The news, Dec. 20: the oil industry has been running a covert campaign to rewrite American car emissions rules; nine U.S. attorney generals sue the Trump administration over its intent to open the Atlantic Coast to oil and gas companies; the world's biggest investors tell a UN summit we need to tackle climate change or face a financial crash, urging substantial taxes on emissions; a Vancouver city councillor seeks a "climate emergency" declaration; and U.S. congresswoman-elect Alexandria Ocasio-Cortez tweets, "Our goal is to treat Climate Change like the serious, existential threat it is by drafting an ambitious solution on the scale necessary—aka a Green New Deal—to get it done."
This litany represents an open letter to the fossil-fuel industry stating that climate change is pushing us all in a new direction, and it must either get on board that train or be run over by it.
Meanwhile, de facto position letters are all the rage, whether posted privately or as searing opinions in mainstream and social media. A recent open letter from the loopy "Friends of Science Calgary" galloped in like some psycho-ward knight on a climate-denying unicorn to rescue damsel-in-distress Tim McKay, president of Canadian Natural Resources Ltd. (CNRL), who'd been forced to take precious time off from hauling moneybags to craft a propaganda-filled response to the Resort Municipality of Whistler's (RMOW) own recent missive to CNRL, part of West Coast Environmental Law's campaign for climate-cost responsibility, a mantle shared by 53 local governments in B.C., who, in a most polite Canadian way, joined the global trend of jurisdictions asking (well, mostly suing) oil companies over the incurred costs of climate damage.

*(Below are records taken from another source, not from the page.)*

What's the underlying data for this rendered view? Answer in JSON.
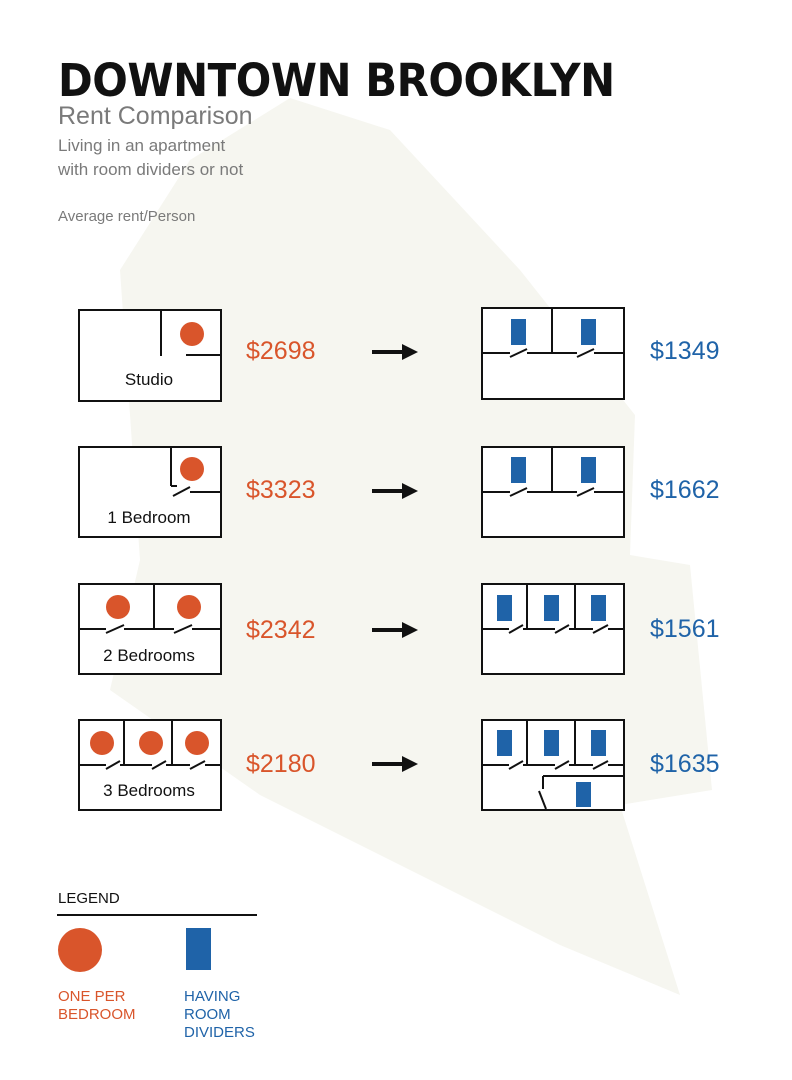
{
  "header": {
    "title": "DOWNTOWN BROOKLYN",
    "subtitle": "Rent Comparison",
    "description": "Living in an apartment\nwith room dividers or not",
    "metric_label": "Average rent/Person"
  },
  "colors": {
    "per_bedroom": "#d9552b",
    "room_dividers": "#1f63a8",
    "background_shape": "#f6f6f0",
    "lines": "#111111"
  },
  "rows": [
    {
      "label": "Studio",
      "price_before": "$2698",
      "price_after": "$1349"
    },
    {
      "label": "1 Bedroom",
      "price_before": "$3323",
      "price_after": "$1662"
    },
    {
      "label": "2 Bedrooms",
      "price_before": "$2342",
      "price_after": "$1561"
    },
    {
      "label": "3 Bedrooms",
      "price_before": "$2180",
      "price_after": "$1635"
    }
  ],
  "legend": {
    "title": "LEGEND",
    "per_bedroom_label": "ONE PER\nBEDROOM",
    "dividers_label": "HAVING\nROOM\nDIVIDERS"
  }
}
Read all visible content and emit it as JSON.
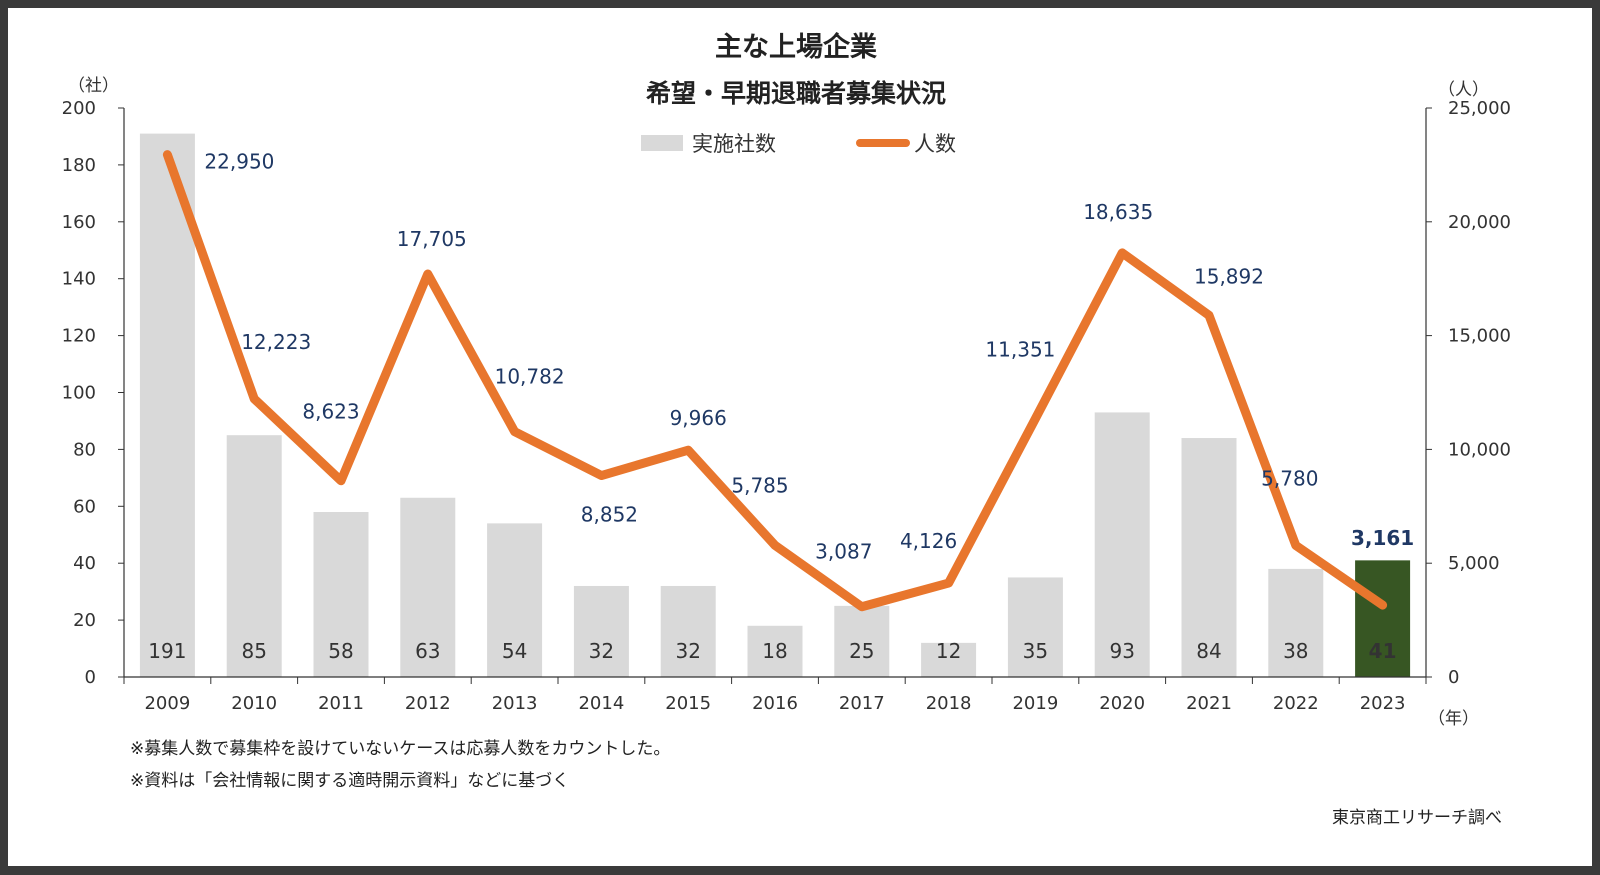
{
  "chart_data": {
    "type": "bar+line",
    "title_line1": "主な上場企業",
    "title_line2": "希望・早期退職者募集状況",
    "categories": [
      "2009",
      "2010",
      "2011",
      "2012",
      "2013",
      "2014",
      "2015",
      "2016",
      "2017",
      "2018",
      "2019",
      "2020",
      "2021",
      "2022",
      "2023"
    ],
    "series": [
      {
        "name": "実施社数",
        "type": "bar",
        "axis": "left",
        "values": [
          191,
          85,
          58,
          63,
          54,
          32,
          32,
          18,
          25,
          12,
          35,
          93,
          84,
          38,
          41
        ]
      },
      {
        "name": "人数",
        "type": "line",
        "axis": "right",
        "values": [
          22950,
          12223,
          8623,
          17705,
          10782,
          8852,
          9966,
          5785,
          3087,
          4126,
          11351,
          18635,
          15892,
          5780,
          3161
        ]
      }
    ],
    "left_axis": {
      "unit": "（社）",
      "ylim": [
        0,
        200
      ],
      "ticks": [
        "0",
        "20",
        "40",
        "60",
        "80",
        "100",
        "120",
        "140",
        "160",
        "180",
        "200"
      ]
    },
    "right_axis": {
      "unit": "（人）",
      "ylim": [
        0,
        25000
      ],
      "ticks": [
        "0",
        "5,000",
        "10,000",
        "15,000",
        "20,000",
        "25,000"
      ]
    },
    "x_unit": "（年）",
    "bar_labels": [
      "191",
      "85",
      "58",
      "63",
      "54",
      "32",
      "32",
      "18",
      "25",
      "12",
      "35",
      "93",
      "84",
      "38",
      "41"
    ],
    "line_labels": [
      "22,950",
      "12,223",
      "8,623",
      "17,705",
      "10,782",
      "8,852",
      "9,966",
      "5,785",
      "3,087",
      "4,126",
      "11,351",
      "18,635",
      "15,892",
      "5,780",
      "3,161"
    ],
    "highlight_index": 14,
    "colors": {
      "bar": "#d9d9d9",
      "bar_highlight": "#375623",
      "line": "#e8762d",
      "label": "#1f3864"
    },
    "legend_position": "top-center",
    "grid": false
  },
  "notes": [
    "※募集人数で募集枠を設けていないケースは応募人数をカウントした。",
    "※資料は「会社情報に関する適時開示資料」などに基づく"
  ],
  "source": "東京商工リサーチ調べ"
}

Instead of the international arch-villains most municipalities targeted, the climate scofflaw the RMOW saw fit to address was a Canadian company. Unlike dozens of similar letters, however, Whistler's oddly made the rounds of creaky oilpatch fax machines and a coordinated backlash ensued from the usual suspects: whiny conservatives, hard-done-by oil execs, and Luddite online trolls whose comments made clear they'd never even read the letter let alone graduated Grade 5. But why was Whistler targeted? Surely not because CNRL founder Murray Edwards also owns Resorts of the Canadian Rockies, Whistler's de facto competitor? Nah, that's just too conspiratorial.
If there was one uniting thread in those defending-the-indefensible responses, it was that calling out the oil industry for climate duplicity was somehow hypocritical. Shame on us for fingering our own! For piling on the frightfully mismanaged Alberta oilpatch as it lays off workers while still posting record profits! For making clear that if we're willing to pay for our own climate sins as a town dependent on fossil-fuel-driven tourism, then producers should share the responsibility!
Oil-industry apologetics—memes used to derail any meaningful conversation about climate change—are perennially topped by this childish trope calling people hypocrites because they/everyone uses oil. Ditto Pique's letters section (Dec. 20). But here's a lesson in critical thinking: equating our inescapable dependency on oil with the proven criminal behaviour of an industry bent on creating that dependency, and that further saddles customers with the full costs of its pollution, is facile, iniquitous, illogical and completely irrelevant.
"There is nothing unfair in a municipality suing the fossil-fuel companies to recover the costs associated with climate change even though the municipality, like all of us, have and continue to contribute to climate change in one way or the other," Vancouver lawyer Joseph Arvay told the Vancouver Sun, adding that courts will determine proportionate—not sole—responsibility, and that fossil-fuel companies doubtless bear significant responsibility for greenhouse gas emissions (CNRL's global share is 0.08 per cent—a large number).
And they can afford to pay. For example, the $675,000 in fines (spills, gas leaks, deaths and non-compliance) CNRL paid since 2015 are mere annoyances in the face of the $3.4B profit it posted for the first nine months of 2018. Yet Whistler is on the hook for 100 per cent of costs for a climate problem created and perpetuated by an industry that: a) knew of it decades ago; b) covered it up to drive the economy into dependence on their product and away from renewables; c) actively funded climate denialism, and; d) continues to profit on the back of hefty public subsidies while increasing emissions, campaigning against regulations, and lobbying for exemptions from national action.
This adds up to a staggering litany of malfeasance that deserves the numerous lawsuits, divestment ($6.3 trillion to date)—and, yes, letters—it has drawn.
Oh, but apparently we're the hypocrites.